The unauthorized transmission and storage of Indian user data on servers abroad and “its extraction and profiling by elements hostile to the national security and defense of India” is a matter of deep concern and immediate requiring emergency measures, said the Ministry of Electronics and Information. Technology said Monday in a statement.
This is the latest decision by India, which is trying to reduce dependence on Chinese products. As the border standoff, which has been brewing for almost two months, has worsened, customs officials have started to suspend customs clearance for industrial shipments from China at major Indian ports and airports.
However, it is unclear how the ban will be implemented, as most of these apps already reside on users’ phones. The government may need to block application servers and prevent new users from downloading them. The ban will affect one in three smartphone users in India, said Tarun Pathak, associate director of Counterpoint Technology, in an interview.
Meanwhile, the government’s decision to ban the apps has started to gain support from social media.
“It’s time to make tough decisions to get out of China’s clutches,” tweeted Nirmal Jain, president of the financial services conglomerate IIFL Group.
While banning other Chinese-made products and materials is difficult in Asia’s third economy, blocking a wide range of Chinese apps ranging from browsers, games, news content, Music streaming and online sales is particularly important.
India, with its half a billion Internet users, is an emerging arena for global technology companies from the United States to China. While hundreds of millions of new users connect to India, they do so on Chinese smartphones and these countless Chinese applications are their gateway to the Internet.

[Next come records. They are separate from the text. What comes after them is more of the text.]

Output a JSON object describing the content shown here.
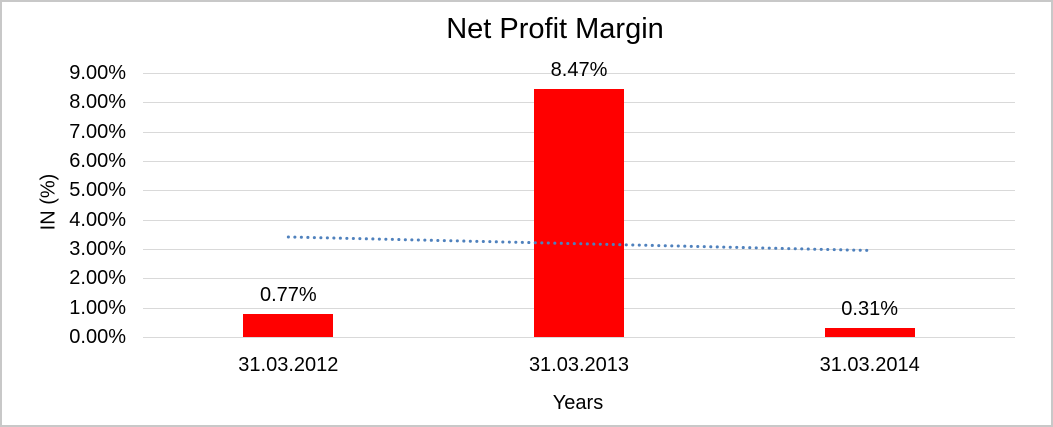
{
  "chart_data": {
    "type": "bar",
    "title": "Net Profit Margin",
    "xlabel": "Years",
    "ylabel": "IN (%)",
    "categories": [
      "31.03.2012",
      "31.03.2013",
      "31.03.2014"
    ],
    "series": [
      {
        "name": "Net Profit Margin",
        "values": [
          0.77,
          8.47,
          0.31
        ],
        "data_labels": [
          "0.77%",
          "8.47%",
          "0.31%"
        ],
        "color": "#ff0000"
      }
    ],
    "trendline": {
      "type": "linear",
      "style": "dotted",
      "color": "#4f81bd",
      "start_value": 3.41,
      "end_value": 2.95
    },
    "y_axis": {
      "min": 0,
      "max": 9,
      "step": 1,
      "tick_labels": [
        "0.00%",
        "1.00%",
        "2.00%",
        "3.00%",
        "4.00%",
        "5.00%",
        "6.00%",
        "7.00%",
        "8.00%",
        "9.00%"
      ],
      "grid": true,
      "gridline_color": "#d9d9d9"
    },
    "legend": "none",
    "frame_border_color": "#c8c8c8",
    "background_color": "#ffffff"
  }
}
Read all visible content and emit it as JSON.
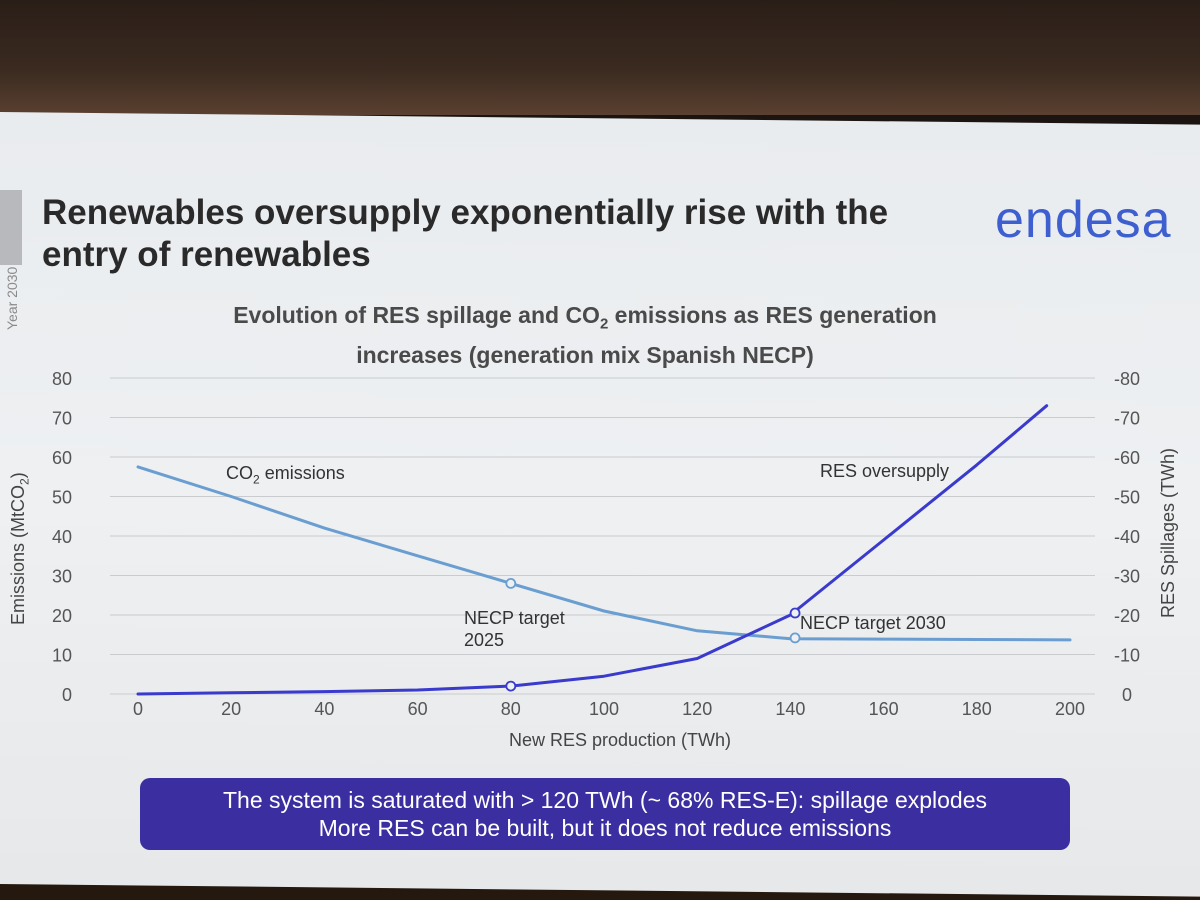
{
  "slide": {
    "title_line1": "Renewables oversupply exponentially rise with the",
    "title_line2": "entry of renewables",
    "logo": "endesa",
    "side_note": "Year 2030"
  },
  "chart_data": {
    "type": "line",
    "title_part1": "Evolution of RES spillage and CO",
    "title_sub": "2",
    "title_part2": " emissions as RES generation",
    "title_line2": "increases (generation mix Spanish NECP)",
    "xlabel": "New RES production (TWh)",
    "ylabel_prefix": "Emissions (MtCO",
    "ylabel_sub": "2",
    "ylabel_suffix": ")",
    "y2label": "RES Spillages (TWh)",
    "x_ticks": [
      "0",
      "20",
      "40",
      "60",
      "80",
      "100",
      "120",
      "140",
      "160",
      "180",
      "200"
    ],
    "y_ticks": [
      "0",
      "10",
      "20",
      "30",
      "40",
      "50",
      "60",
      "70",
      "80"
    ],
    "y2_ticks": [
      "0",
      "-10",
      "-20",
      "-30",
      "-40",
      "-50",
      "-60",
      "-70",
      "-80"
    ],
    "xlim": [
      0,
      200
    ],
    "ylim": [
      0,
      80
    ],
    "y2lim": [
      0,
      -80
    ],
    "grid": true,
    "series": [
      {
        "name_prefix": "CO",
        "name_sub": "2",
        "name_suffix": " emissions",
        "axis": "left",
        "color": "#6a9ed0",
        "x": [
          0,
          20,
          40,
          60,
          80,
          100,
          120,
          140,
          160,
          180,
          200
        ],
        "y": [
          57.5,
          50,
          42,
          35,
          28,
          21,
          16,
          14,
          13.9,
          13.8,
          13.7
        ]
      },
      {
        "name": "RES oversupply",
        "axis": "right",
        "color": "#3a3acc",
        "x": [
          0,
          20,
          40,
          60,
          80,
          100,
          120,
          140,
          160,
          180,
          195
        ],
        "y": [
          0,
          -0.3,
          -0.6,
          -1,
          -2,
          -4.5,
          -9,
          -20,
          -39,
          -58,
          -73
        ]
      }
    ],
    "markers": [
      {
        "x": 80,
        "y": 28,
        "axis": "left",
        "color": "#6a9ed0"
      },
      {
        "x": 141,
        "y": 14.2,
        "axis": "left",
        "color": "#6a9ed0"
      },
      {
        "x": 80,
        "y": -2,
        "axis": "right",
        "color": "#3a3acc"
      },
      {
        "x": 141,
        "y": -20.5,
        "axis": "right",
        "color": "#3a3acc"
      }
    ],
    "annotations": {
      "necp_2025_line1": "NECP target",
      "necp_2025_line2": "2025",
      "necp_2030": "NECP target 2030"
    }
  },
  "banner": {
    "line1": "The system is saturated with > 120 TWh (~ 68% RES-E): spillage explodes",
    "line2": "More RES can be built, but it does not reduce emissions",
    "color": "#3b2ea0"
  }
}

For ByteDance, which considers India to be its largest market with more than 200 million TikTok users, this decision is a major blow. ByteDance faced a brief ban in India last year, and is monitored in Europe. It also faces growing questions from American policymakers as to whether it endangers national security. ByteDance did not immediately respond to an email requesting comment.
“Some of these Chinese apps are not just for commerce, but they are deeply embedded in the social fabric of our lives,” said Anil Kumar, general manager of technology researcher, RedSeer Consulting. “They know what you are doing, what you are saying, where you are going. In the current environment, they can be seen as a threat to our national security.”
(With the exception of the title, this story was not edited by GalacticGaming staff and is published from a syndicated feed.)